A Napoli il porto è stato un luogo fondamentale per l'arrivo della musica americana, che tanto ha influenzato una generazione di artisti. Quali sono stati il luogo e il primo approccio con la musica jazz e americana, in generale?

In seconda battuta anche io derivo dal porto, perché i dischi americani arrivavano sempre via mare. Devo dire, però, che è cominciato tutto durante il fascismo: in barba alle sue proibizioni, infatti, ho avuto il privilegio di avere genitori giovani e appassionati di musica che si procuravano comunque dei dischi, delle partiture… Mio padre era un ottimo pianista, e lo era anche mia madre e quindi, rispetto ai miei coetanei, ho incontrato il jazz molto prima. Quel poco che c'era, almeno. Poi, però, sono andato a cercarmelo di persona, girando per negozi e bancarelle.

Tra l'altro, se non sbaglio lei preferisce quello degli anni 20 e 30, gli albori, insomma…

Io l'ho seguito tutto il jazz, fino ai giorni nostri, però poi criticamente con me stesso ho deciso che gli anni che mi interessano erano i primi, sì.

Il jazz è anche improvvisazione. È noto che lei è grande appassionato di enigmistica, quanto è importante anche nella sua musica la dimensione del gioco? 

Il senso del gioco esiste, però non è nella tecnica, perché quando lavoro con la musica lavoro abbastanza con precisione. Non mi prefiggo niente, eh!, parto improvvisando, mani sulla tastiera che magari formano due accordi che mi scaldano, però sono abbastanza preciso, mi scrivo tutto. Anche quando vado in sala di registrazione, per esempio, ai miei accompagnatori do tutti i passi, tutti gli accordi, quindi non è tanto gioco in quel senso, però son d'accordo sull'idea del gioco nel senso di grande divertimento.

Un divertimento che vale anche per la scrittura dei testi, immagino…

Certo, scrivi anche di cose che possono essere malinconiche o tristi, ma nel momento in cui le scrivi sei felice.
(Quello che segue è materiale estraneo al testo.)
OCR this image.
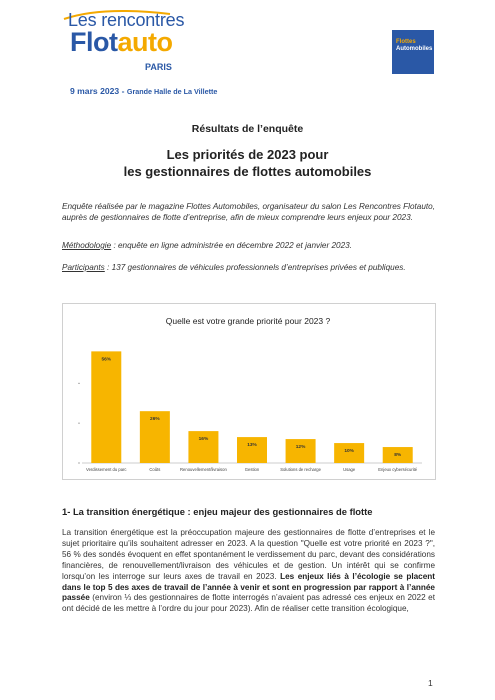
Les rencontres
Flotauto
PARIS
Flottes
Automobiles
9 mars 2023 - Grande Halle de La Villette
Résultats de l’enquête
Les priorités de 2023 pour
les gestionnaires de flottes automobiles
Enquête réalisée par le magazine Flottes Automobiles, organisateur du salon Les Rencontres Flotauto, auprès de gestionnaires de flotte d’entreprise, afin de mieux comprendre leurs enjeux pour 2023.
Méthodologie : enquête en ligne administrée en décembre 2022 et janvier 2023.
Participants : 137 gestionnaires de véhicules professionnels d’entreprises privées et publiques.
Quelle est votre grande priorité pour 2023 ?
56%
Verdissement du parc
26%
Coûts
16%
Renouvellement/livraison
13%
Gestion
12%
Solutions de recharge
10%
Usage
8%
Enjeux cybersécurité
1- La transition énergétique : enjeu majeur des gestionnaires de flotte
La transition énergétique est la préoccupation majeure des gestionnaires de flotte d’entreprises et le sujet prioritaire qu’ils souhaitent adresser en 2023. A la question "Quelle est votre priorité en 2023 ?", 56 % des sondés évoquent en effet spontanément le verdissement du parc, devant des considérations financières, de renouvellement/livraison des véhicules et de gestion. Un intérêt qui se confirme lorsqu’on les interroge sur leurs axes de travail en 2023. Les enjeux liés à l’écologie se placent dans le top 5 des axes de travail de l’année à venir et sont en progression par rapport à l’année passée (environ ⅓ des gestionnaires de flotte interrogés n’avaient pas adressé ces enjeux en 2022 et ont décidé de les mettre à l’ordre du jour pour 2023). Afin de réaliser cette transition écologique,
1
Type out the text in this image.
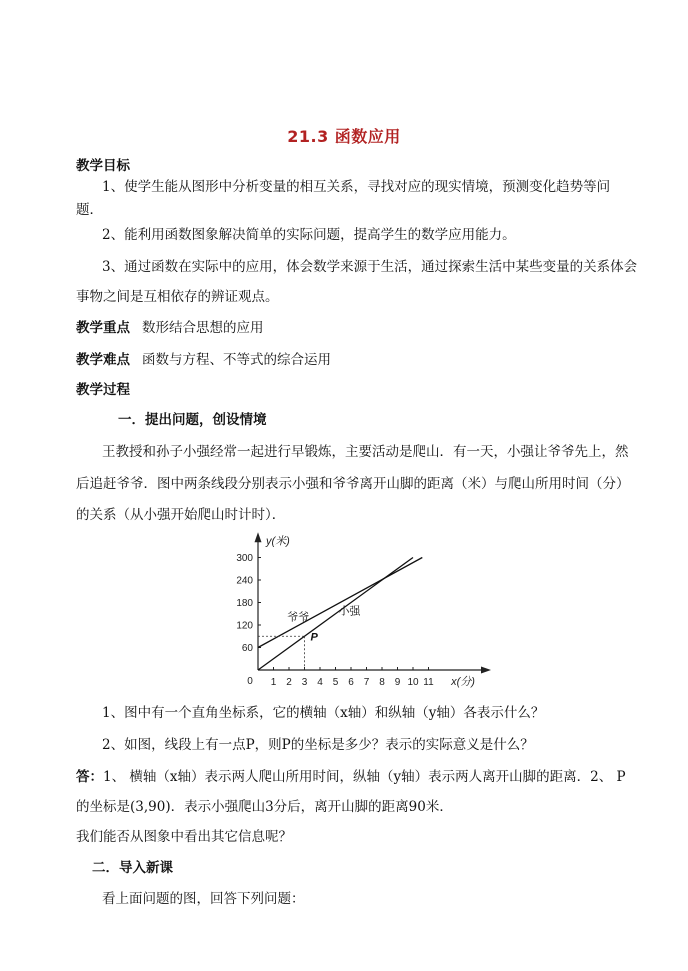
21.3 函数应用
教学目标
1、使学生能从图形中分析变量的相互关系，寻找对应的现实情境，预测变化趋势等问
题．
2、能利用函数图象解决简单的实际问题，提高学生的数学应用能力。
3、通过函数在实际中的应用，体会数学来源于生活，通过探索生活中某些变量的关系体会
事物之间是互相依存的辨证观点。
教学重点 数形结合思想的应用
教学难点 函数与方程、不等式的综合运用
教学过程
一．提出问题，创设情境
王教授和孙子小强经常一起进行早锻炼，主要活动是爬山．有一天，小强让爷爷先上，然
后追赶爷爷．图中两条线段分别表示小强和爷爷离开山脚的距离（米）与爬山所用时间（分）
的关系（从小强开始爬山时计时）．
1 2 3 4 5 6 7 8 9 10 11
60
120
180
240
300
0	x(分)
y(米)
爷爷	小强
P
1、图中有一个直角坐标系，它的横轴（x轴）和纵轴（y轴）各表示什么？
2、如图，线段上有一点P，则P的坐标是多少？表示的实际意义是什么？
答：1、 横轴（x轴）表示两人爬山所用时间，纵轴（y轴）表示两人离开山脚的距离．2、 P
的坐标是(3,90)．表示小强爬山3分后，离开山脚的距离90米．
我们能否从图象中看出其它信息呢？
二．导入新课
看上面问题的图，回答下列问题：
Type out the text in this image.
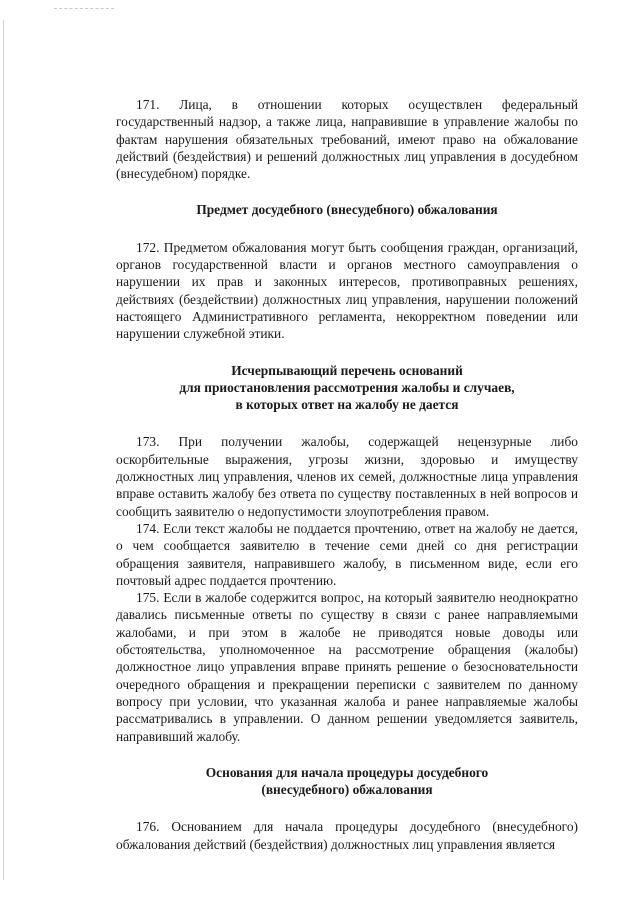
171. Лица, в отношении которых осуществлен федеральный государственный надзор, а также лица, направившие в управление жалобы по фактам нарушения обязательных требований, имеют право на обжалование действий (бездействия) и решений должностных лиц управления в досудебном (внесудебном) порядке.

Предмет досудебного (внесудебного) обжалования

172. Предметом обжалования могут быть сообщения граждан, организаций, органов государственной власти и органов местного самоуправления о нарушении их прав и законных интересов, противоправных решениях, действиях (бездействии) должностных лиц управления, нарушении положений настоящего Административного регламента, некорректном поведении или нарушении служебной этики.

Исчерпывающий перечень оснований
для приостановления рассмотрения жалобы и случаев,
в которых ответ на жалобу не дается

173. При получении жалобы, содержащей нецензурные либо оскорбительные выражения, угрозы жизни, здоровью и имуществу должностных лиц управления, членов их семей, должностные лица управления вправе оставить жалобу без ответа по существу поставленных в ней вопросов и сообщить заявителю о недопустимости злоупотребления правом.

174. Если текст жалобы не поддается прочтению, ответ на жалобу не дается, о чем сообщается заявителю в течение семи дней со дня регистрации обращения заявителя, направившего жалобу, в письменном виде, если его почтовый адрес поддается прочтению.

175. Если в жалобе содержится вопрос, на который заявителю неоднократно давались письменные ответы по существу в связи с ранее направляемыми жалобами, и при этом в жалобе не приводятся новые доводы или обстоятельства, уполномоченное на рассмотрение обращения (жалобы) должностное лицо управления вправе принять решение о безосновательности очередного обращения и прекращении переписки с заявителем по данному вопросу при условии, что указанная жалоба и ранее направляемые жалобы рассматривались в управлении. О данном решении уведомляется заявитель, направивший жалобу.

Основания для начала процедуры досудебного
(внесудебного) обжалования

176. Основанием для начала процедуры досудебного (внесудебного) обжалования действий (бездействия) должностных лиц управления является
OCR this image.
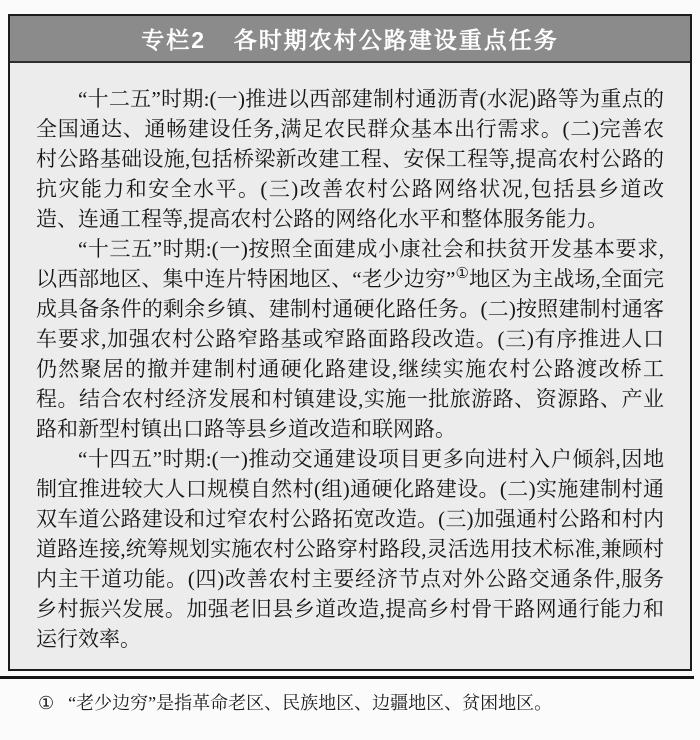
专栏2 各时期农村公路建设重点任务

“十二五”时期:(一)推进以西部建制村通沥青(水泥)路等为重点的全国通达、通畅建设任务,满足农民群众基本出行需求。(二)完善农村公路基础设施,包括桥梁新改建工程、安保工程等,提高农村公路的抗灾能力和安全水平。(三)改善农村公路网络状况,包括县乡道改造、连通工程等,提高农村公路的网络化水平和整体服务能力。

“十三五”时期:(一)按照全面建成小康社会和扶贫开发基本要求,以西部地区、集中连片特困地区、“老少边穷”①地区为主战场,全面完成具备条件的剩余乡镇、建制村通硬化路任务。(二)按照建制村通客车要求,加强农村公路窄路基或窄路面路段改造。(三)有序推进人口仍然聚居的撤并建制村通硬化路建设,继续实施农村公路渡改桥工程。结合农村经济发展和村镇建设,实施一批旅游路、资源路、产业路和新型村镇出口路等县乡道改造和联网路。

“十四五”时期:(一)推动交通建设项目更多向进村入户倾斜,因地制宜推进较大人口规模自然村(组)通硬化路建设。(二)实施建制村通双车道公路建设和过窄农村公路拓宽改造。(三)加强通村公路和村内道路连接,统筹规划实施农村公路穿村路段,灵活选用技术标准,兼顾村内主干道功能。(四)改善农村主要经济节点对外公路交通条件,服务乡村振兴发展。加强老旧县乡道改造,提高乡村骨干路网通行能力和运行效率。

① “老少边穷”是指革命老区、民族地区、边疆地区、贫困地区。
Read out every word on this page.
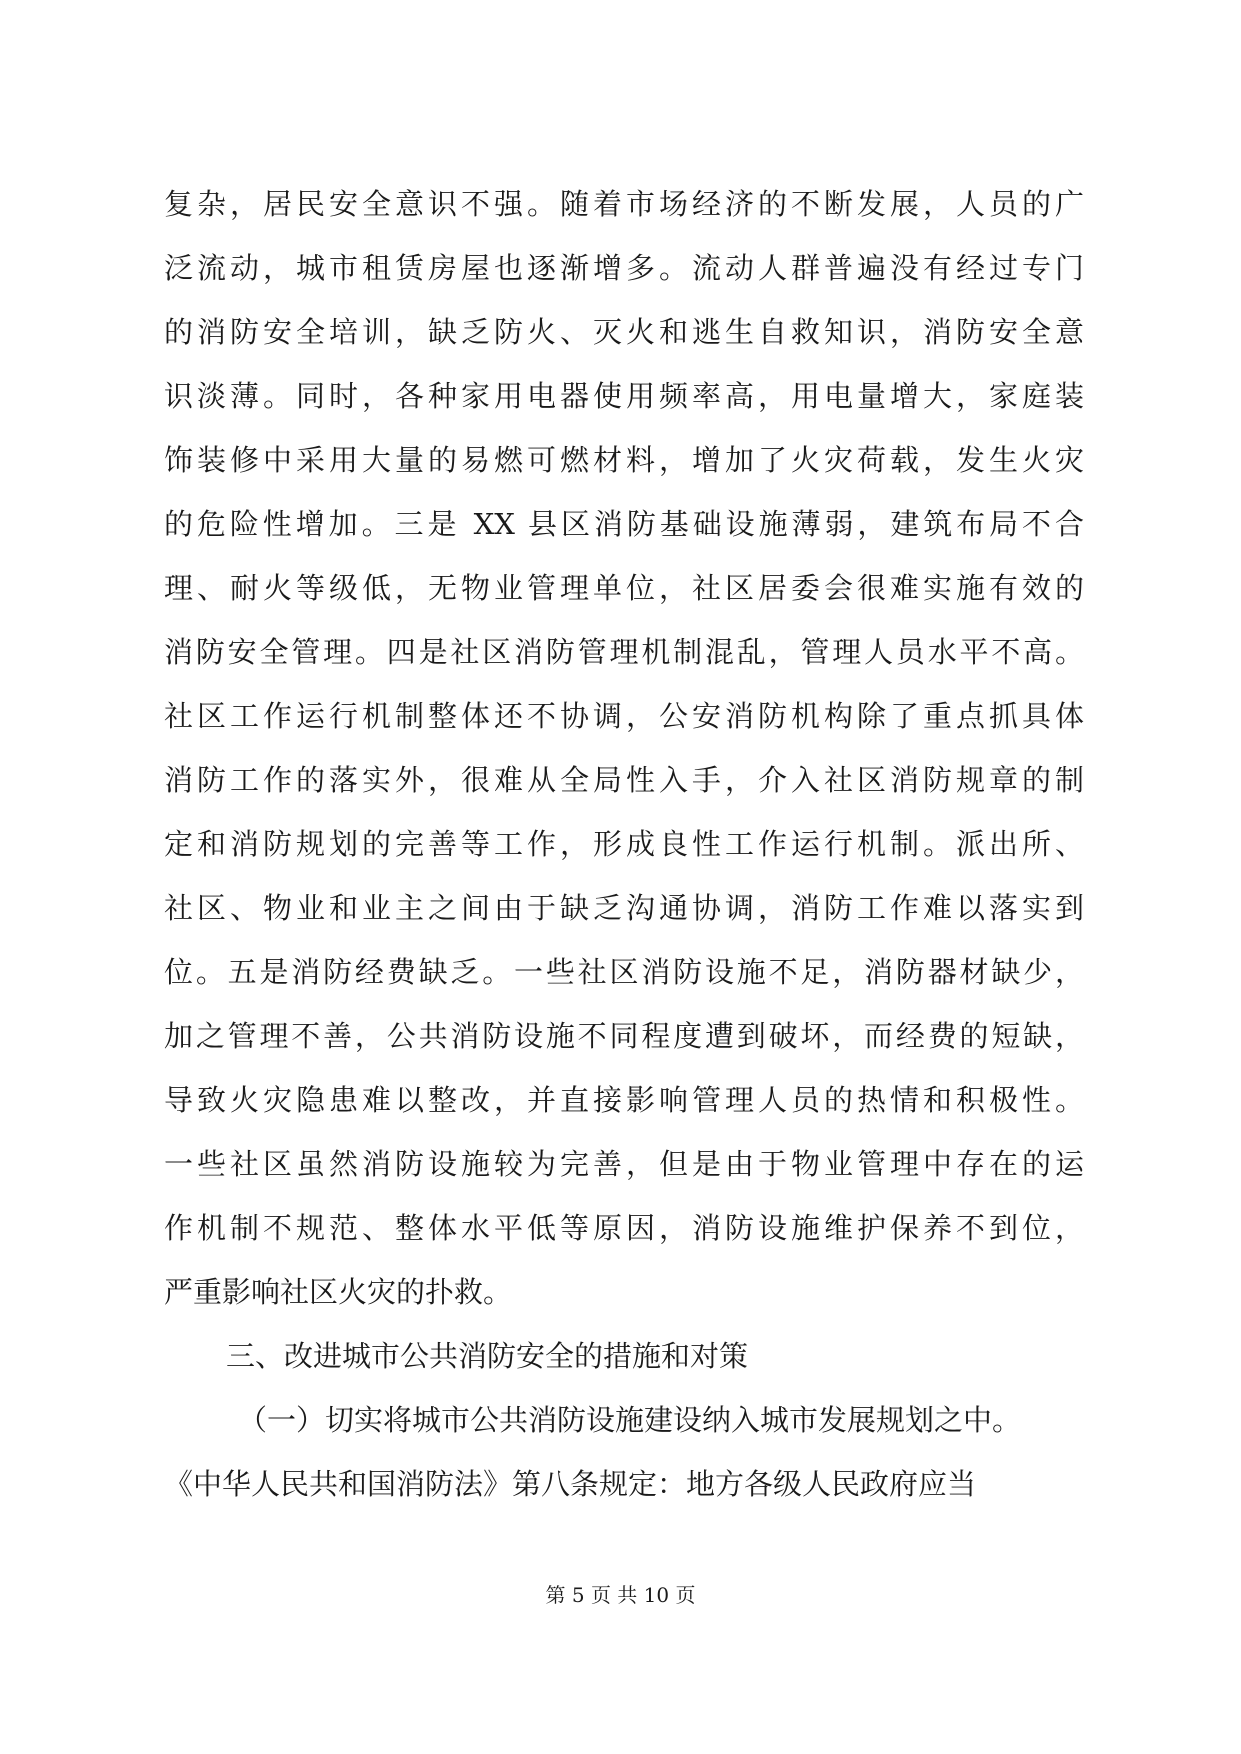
复杂，居民安全意识不强。随着市场经济的不断发展，人员的广
泛流动，城市租赁房屋也逐渐增多。流动人群普遍没有经过专门
的消防安全培训，缺乏防火、灭火和逃生自救知识，消防安全意
识淡薄。同时，各种家用电器使用频率高，用电量增大，家庭装
饰装修中采用大量的易燃可燃材料，增加了火灾荷载，发生火灾
的危险性增加。三是 XX 县区消防基础设施薄弱，建筑布局不合
理、耐火等级低，无物业管理单位，社区居委会很难实施有效的
消防安全管理。四是社区消防管理机制混乱，管理人员水平不高。
社区工作运行机制整体还不协调，公安消防机构除了重点抓具体
消防工作的落实外，很难从全局性入手，介入社区消防规章的制
定和消防规划的完善等工作，形成良性工作运行机制。派出所、
社区、物业和业主之间由于缺乏沟通协调，消防工作难以落实到
位。五是消防经费缺乏。一些社区消防设施不足，消防器材缺少，
加之管理不善，公共消防设施不同程度遭到破坏，而经费的短缺，
导致火灾隐患难以整改，并直接影响管理人员的热情和积极性。
一些社区虽然消防设施较为完善，但是由于物业管理中存在的运
作机制不规范、整体水平低等原因，消防设施维护保养不到位，
严重影响社区火灾的扑救。
三、改进城市公共消防安全的措施和对策
（一）切实将城市公共消防设施建设纳入城市发展规划之中。
《中华人民共和国消防法》第八条规定：地方各级人民政府应当
第 5 页 共 10 页
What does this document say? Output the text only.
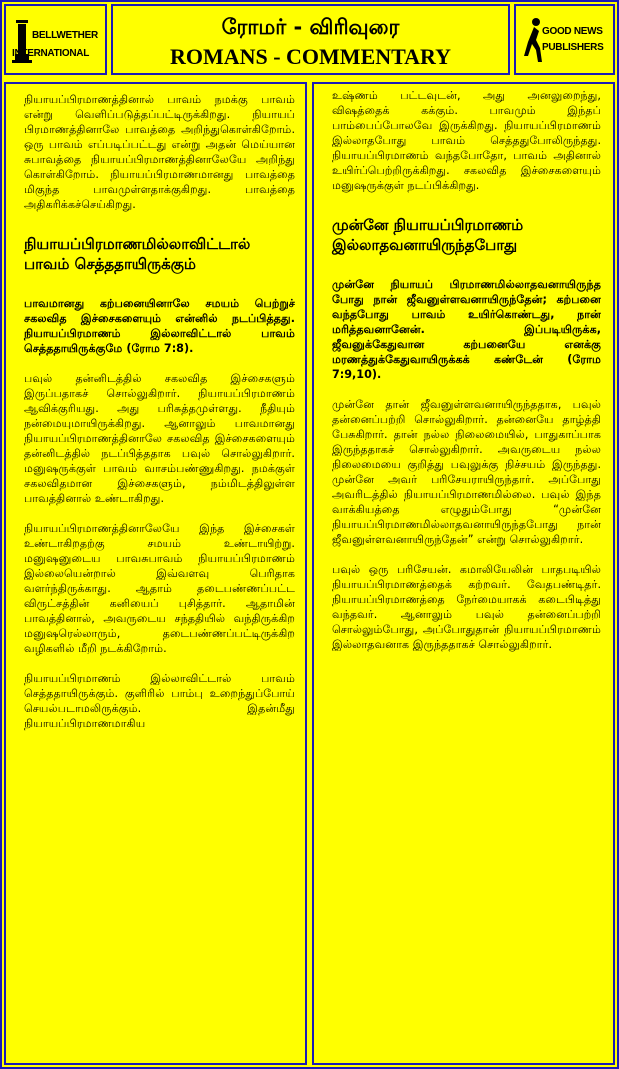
BELLWETHER
INTERNATIONAL
ரோமர் - விரிவுரை
ROMANS - COMMENTARY
GOOD NEWS
PUBLISHERS

நியாயப்பிரமாணத்தினால் பாவம் நமக்கு பாவம் என்று வெளிப்படுத்தப்பட்டிருக்கிறது. நியாயப் பிரமாணத்தினாலே பாவத்தை அறிந்துகொள்கிறோம். ஒரு பாவம் எப்படிப்பட்டது என்று அதன் மெய்யான சுபாவத்தை நியாயப்பிரமாணத்தினாலேயே அறிந்து கொள்கிறோம். நியாயப்பிரமாணமானது பாவத்தை மிகுந்த பாவமுள்ளதாக்குகிறது. பாவத்தை அதிகரிக்கச்செய்கிறது.

நியாயப்பிரமாணமில்லாவிட்டால் பாவம் செத்ததாயிருக்கும்

பாவமானது கற்பனையினாலே சமயம் பெற்றுச் சகலவித இச்சைகளையும் என்னில் நடப்பித்தது. நியாயப்பிரமாணம் இல்லாவிட்டால் பாவம் செத்ததாயிருக்குமே (ரோம 7:8).

பவுல் தன்னிடத்தில் சகலவித இச்சைகளும் இருப்பதாகச் சொல்லுகிறார். நியாயப்பிரமாணம் ஆவிக்குரியது. அது பரிசுத்தமுள்ளது. நீதியும் நன்மையுமாயிருக்கிறது. ஆனாலும் பாவமானது நியாயப்பிரமாணத்தினாலே சகலவித இச்சைகளையும் தன்னிடத்தில் நடப்பித்ததாக பவுல் சொல்லுகிறார். மனுஷருக்குள் பாவம் வாசம்பண்ணுகிறது. நமக்குள் சகலவிதமான இச்சைகளும், நம்மிடத்திலுள்ள பாவத்தினால் உண்டாகிறது.

நியாயப்பிரமாணத்தினாலேயே இந்த இச்சைகள் உண்டாகிறதற்கு சமயம் உண்டாயிற்று. மனுஷனுடைய பாவசுபாவம் நியாயப்பிரமாணம் இல்லையென்றால் இவ்வளவு பெரிதாக வளர்ந்திருக்காது. ஆதாம் தடைபண்ணப்பட்ட விருட்சத்தின் கனியைப் புசித்தார். ஆதாமின் பாவத்தினால், அவருடைய சந்ததியில் வந்திருக்கிற மனுஷரெல்லாரும், தடைபண்ணப்பட்டிருக்கிற வழிகளில் மீறி நடக்கிறோம்.

நியாயப்பிரமாணம் இல்லாவிட்டால் பாவம் செத்ததாயிருக்கும். குளிரில் பாம்பு உறைந்துப்போய் செயல்படாமலிருக்கும். இதன்மீது நியாயப்பிரமாணமாகிய

உஷ்ணம் பட்டவுடன், அது அனலுறைந்து, விஷத்தைக் கக்கும். பாவமும் இந்தப் பாம்பைப்போலவே இருக்கிறது. நியாயப்பிரமாணம் இல்லாதபோது பாவம் செத்ததுபோலிருந்தது. நியாயப்பிரமாணம் வந்தபோதோ, பாவம் அதினால் உயிர்ப்பெற்றிருக்கிறது. சகலவித இச்சைகளையும் மனுஷருக்குள் நடப்பிக்கிறது.

முன்னே நியாயப்பிரமாணம் இல்லாதவனாயிருந்தபோது

முன்னே நியாயப் பிரமாணமில்லாதவனாயிருந்த போது நான் ஜீவனுள்ளவனாயிருந்தேன்; கற்பனை வந்தபோது பாவம் உயிர்கொண்டது, நான் மரித்தவனானேன். இப்படியிருக்க, ஜீவனுக்கேதுவான கற்பனையே எனக்கு மரணத்துக்கேதுவாயிருக்கக் கண்டேன் (ரோம 7:9,10).

முன்னே தான் ஜீவனுள்ளவனாயிருந்ததாக, பவுல் தன்னைப்பற்றி சொல்லுகிறார். தன்னையே தாழ்த்தி பேசுகிறார். தான் நல்ல நிலைமையில், பாதுகாப்பாக இருந்ததாகச் சொல்லுகிறார். அவருடைய நல்ல நிலைமையை குறித்து பவுலுக்கு நிச்சயம் இருந்தது. முன்னே அவர் பரிசேயராயிருந்தார். அப்போது அவரிடத்தில் நியாயப்பிரமாணமில்லை. பவுல் இந்த வாக்கியத்தை எழுதும்போது “முன்னே நியாயப்பிரமாணமில்லாதவனாயிருந்தபோது நான் ஜீவனுள்ளவனாயிருந்தேன்” என்று சொல்லுகிறார்.

பவுல் ஒரு பரிசேயன். கமாலியேலின் பாதபடியில் நியாயப்பிரமாணத்தைக் கற்றவர். வேதபண்டிதர். நியாயப்பிரமாணத்தை நேர்மையாகக் கடைபிடித்து வந்தவர். ஆனாலும் பவுல் தன்னைப்பற்றி சொல்லும்போது, அப்போதுதான் நியாயப்பிரமாணம் இல்லாதவனாக இருந்ததாகச் சொல்லுகிறார்.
"Guidavo nella notte ferma immobile, friabile. Venivo da una valle dove annuvola nell'umido. Sentivo sulle spalle un bel solletico. Tu cosa vuoi da me?" canta in Elegia. Un continuo gioco di allitterazione, proprio di un testo poetico: si è mai pensato poeta.

Alla mia età possiamo metterlo, sì, un po' lo sono, mi ci sento, però ho sempre avuto bisogno dell'alibi: faccio musica e poi invento le parole. Poi magari sono anche un poeta, però non avrei mai scritto una poesia da sola, senza musica.

Guccini si lamenta che di un canzoniere vasto spesso ci si ricorda solo delle solite canzoni. Le è mai capitato di sentire lo stesso disagio, che magari qualche pezzo poteva avere un'attenzione maggiore?

In quanto autore, sei affezionato a tutte, sai che in ciascuna ci hai messo qualcosa che ti interessava, qualcosa che ti commuoveva. Poi naturalmente ci sono canzoni che con un po' di esperienza le puoi pesare, alcune hanno un peso specifico superiore: lo capisci quasi subito che una canzone può avere più strada di altre. Detto questo, però, certe canzoni io ogni tanto le ripescherei, perché ci sono affezionato, come "Elegia", di cui parlavamo prima, che sto anche rivoltando anche un pochino.

Nei giorni scorsi ero con Levante e si chiedeva della sua passione per il blu e le sue sfumature. La faccio mia, in fondo è un po' qualcosa che ricorre, in effetti, nei suoi testi…

Non so, forse è un fatto di colore nazionale, quel nazionalismo che mi viene fuori, non so, io però non lo vedo propriamente come vero azzurro, ma più come turchino…

Le sue origini sono a Sanremo, ma versante Premio Tenco. Come mai non è mai salito su palco dell'Ariston per il Festival?

Beh, capisco benissimo che le mie canzoni non sarebbero adatte a un palcoscenico come quello, diciamo che do la colpa a me stesso. E poi, ecco, non mi piace la gara.